Despite business leaders' views on sustainability-related IT, however, the report reveals that action is not matching ambition — especially when it comes to AI technology. Almost universally, respondents had a positive take on AI's potential for sustainability: 9 out of 10 surveyed executives agree that AI will positively influence achieving their sustainability goals. However, the report found that 56% of organizations are not yet actively using AI for sustainability. This discrepancy may come from budgetary constraints, as survey respondents identified financial planning as the top challenge to investing in sustainability.

According to the report, 48% of IT for sustainability investments are "one-off" rather than funded from a regular operational budget. To responsibly tap into the potential of AI, organizations also need to account for the energy use it demands—something leaders are trying hard to mitigate. This new trend of AI adoption is galvanizing organizations to employ more sustainable practices, such as optimizing data processing locations, investing in energy-efficient processors, and leveraging open-source collaborations. These strategies can not only reduce the environmental footprint of AI but also enhance operational efficiency and cost-effectiveness. Finding the right AI talent is also an issue: staying staffed with experienced workers amid current skills shortages is one of the top three sustainability business challenges leaders are facing, according to the report.

As organizations continue to embed sustainable practices and technology into their operations, one key question remains unanswered: How do you measure sustainability? Surveyed leaders mostly looked to resource efficiency, citing renewable energy consumption, total energy consumption, and recycling as their top 3 KPIs for sustainability outcomes. The report also revealed that measuring sustainability KPIs is a top-three current challenge faced by respondents. 50% of business leaders noted that their data to measure sustainability KPIs isn't mature, which can make the reporting process even more challenging.
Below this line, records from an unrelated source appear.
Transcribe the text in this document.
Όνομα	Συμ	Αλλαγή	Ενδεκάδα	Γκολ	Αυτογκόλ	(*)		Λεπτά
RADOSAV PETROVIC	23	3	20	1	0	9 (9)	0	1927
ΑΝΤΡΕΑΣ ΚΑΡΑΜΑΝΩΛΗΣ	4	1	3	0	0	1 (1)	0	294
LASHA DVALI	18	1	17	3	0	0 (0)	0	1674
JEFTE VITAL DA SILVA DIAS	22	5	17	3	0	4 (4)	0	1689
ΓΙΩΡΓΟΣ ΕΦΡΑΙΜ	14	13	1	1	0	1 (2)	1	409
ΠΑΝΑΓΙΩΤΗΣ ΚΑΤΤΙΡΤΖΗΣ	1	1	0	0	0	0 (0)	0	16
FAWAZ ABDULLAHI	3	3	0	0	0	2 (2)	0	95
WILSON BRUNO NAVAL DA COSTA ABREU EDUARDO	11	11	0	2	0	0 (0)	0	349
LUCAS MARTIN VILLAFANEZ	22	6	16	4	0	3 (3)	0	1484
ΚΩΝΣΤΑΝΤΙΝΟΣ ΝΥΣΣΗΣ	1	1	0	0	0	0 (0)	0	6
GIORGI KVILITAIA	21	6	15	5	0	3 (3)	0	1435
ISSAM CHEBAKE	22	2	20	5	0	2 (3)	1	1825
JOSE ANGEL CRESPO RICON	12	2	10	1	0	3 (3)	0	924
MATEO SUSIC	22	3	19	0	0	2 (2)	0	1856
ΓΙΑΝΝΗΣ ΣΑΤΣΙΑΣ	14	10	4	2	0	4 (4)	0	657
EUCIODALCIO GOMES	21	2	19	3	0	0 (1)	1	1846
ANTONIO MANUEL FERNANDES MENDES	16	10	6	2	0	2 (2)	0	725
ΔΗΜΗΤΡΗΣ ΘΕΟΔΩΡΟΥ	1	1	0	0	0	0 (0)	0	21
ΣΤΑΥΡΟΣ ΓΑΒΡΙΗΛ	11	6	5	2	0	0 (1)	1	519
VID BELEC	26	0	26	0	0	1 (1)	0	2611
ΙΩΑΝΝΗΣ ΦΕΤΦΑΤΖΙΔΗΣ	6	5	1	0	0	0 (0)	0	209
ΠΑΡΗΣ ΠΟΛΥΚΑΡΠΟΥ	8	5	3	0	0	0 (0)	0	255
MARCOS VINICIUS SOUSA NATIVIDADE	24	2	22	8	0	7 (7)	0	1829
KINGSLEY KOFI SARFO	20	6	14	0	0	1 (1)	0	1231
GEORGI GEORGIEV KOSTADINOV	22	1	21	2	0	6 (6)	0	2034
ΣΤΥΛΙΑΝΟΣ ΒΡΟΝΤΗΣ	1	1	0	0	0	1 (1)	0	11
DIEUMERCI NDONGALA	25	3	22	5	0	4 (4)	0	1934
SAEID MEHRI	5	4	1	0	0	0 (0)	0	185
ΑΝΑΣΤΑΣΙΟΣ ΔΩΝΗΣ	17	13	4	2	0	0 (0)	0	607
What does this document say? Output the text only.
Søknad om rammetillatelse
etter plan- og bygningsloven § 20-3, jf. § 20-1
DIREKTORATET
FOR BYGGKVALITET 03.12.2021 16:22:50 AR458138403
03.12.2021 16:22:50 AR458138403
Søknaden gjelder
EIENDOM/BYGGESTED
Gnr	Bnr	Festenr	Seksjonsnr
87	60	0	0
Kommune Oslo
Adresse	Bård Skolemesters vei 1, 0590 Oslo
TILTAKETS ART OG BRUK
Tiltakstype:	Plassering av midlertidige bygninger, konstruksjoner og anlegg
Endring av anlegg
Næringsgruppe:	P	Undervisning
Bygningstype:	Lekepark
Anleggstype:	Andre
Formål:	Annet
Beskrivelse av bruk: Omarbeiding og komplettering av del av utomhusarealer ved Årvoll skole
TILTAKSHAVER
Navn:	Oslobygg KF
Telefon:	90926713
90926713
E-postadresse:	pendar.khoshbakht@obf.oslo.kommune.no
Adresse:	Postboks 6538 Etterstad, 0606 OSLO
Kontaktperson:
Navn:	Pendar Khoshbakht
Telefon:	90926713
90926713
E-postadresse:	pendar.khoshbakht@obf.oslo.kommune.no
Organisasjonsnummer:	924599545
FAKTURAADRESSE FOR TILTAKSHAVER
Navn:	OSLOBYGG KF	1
Over half of respondents agree that reporting and compliance are challenging for their organization, yet only some (29%) of respondents identified improving the accuracy of reporting as one of the top 3 benefits they would most appreciate from implementing new technology. The report also revealed a significant disconnect between top executives and their staff when it comes to sustainability perceptions and expectations. C-suite executives are more optimistic than their vice presidents and directors when it comes to bolstering climate resiliency. Indeed, 67% of top executives surveyed viewed their climate resiliency efforts as proactive, compared to just 56% of lower-level decision-makers. This disparity spans topics including financial risks, physical infrastructure risks, and supply chain risks.